I’m going to make an application that will be given data to put in a database. The data will for the most part be the same, but the way it is formatted will vary a lot (could be in anything from text files to .xls to .doc).
I’m not a very experienced developer, but I can see some potential issues and I want to minimize them.
First off I have decided to use the DAO pattern, so that I can easily support new file formats or file suddenly formatted in different ways.
What I really wonder about though, is how I should manage the data itself within my application. I’m thinking that the database DAO should have models representing each table of the database with the same relations between them, to make the uploading process easy. But should the filesystem DAO’s have to use the same models? I can imaging that when the database changes, the change will suddenly propagate throughout the entire system, all DAOs and models alike. And that is obviously a bad thing.
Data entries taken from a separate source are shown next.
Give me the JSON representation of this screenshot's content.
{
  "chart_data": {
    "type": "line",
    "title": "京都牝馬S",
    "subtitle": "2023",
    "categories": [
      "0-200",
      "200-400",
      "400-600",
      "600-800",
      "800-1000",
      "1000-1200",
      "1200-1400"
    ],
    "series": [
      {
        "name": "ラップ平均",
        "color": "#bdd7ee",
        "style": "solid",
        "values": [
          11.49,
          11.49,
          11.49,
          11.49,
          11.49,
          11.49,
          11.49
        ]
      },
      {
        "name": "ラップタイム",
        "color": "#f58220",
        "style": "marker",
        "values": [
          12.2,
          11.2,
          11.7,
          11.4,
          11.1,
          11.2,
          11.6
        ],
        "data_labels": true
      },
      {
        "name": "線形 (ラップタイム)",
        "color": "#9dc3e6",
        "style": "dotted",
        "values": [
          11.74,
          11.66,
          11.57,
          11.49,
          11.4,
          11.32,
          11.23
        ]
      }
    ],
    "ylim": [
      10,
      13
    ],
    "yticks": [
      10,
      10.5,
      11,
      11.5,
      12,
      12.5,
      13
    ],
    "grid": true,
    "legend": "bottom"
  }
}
I’m a little bit tired and out of time. Will update with what ever questions you have.
Thanks!
I believe that it may actually be better to abstract the organization of your database away from the organization of the code. If you mimic your database design, this will create problems when you will have to make changes to the data storage, for example if you later need some additional information like metadata, etc. So I would go for separating your objects from the databse plus using JPA or Hibernate to persist them into the database.
Also, why use a huge single object? I think it might be better to use some some basic class where you can concentrate your general-purpose code and then represent each file format by a different subclass of the basic class to allow for better code organization, flexibility and maintainability.
Are you intending to manipulate the data in the database? If the answer is not an immediate yes, then store files as a binary blob.
If the answer is still a yes, then you may still want to store the original files as a blob. But also try to break out an appropriate data structure for your analysis, and try to automate extraction of that from the original file. Keep track of when automation had trouble, and what trouble it had. Because you always have the original, when you figure out how to address that problem, you can reanalyze that file properly.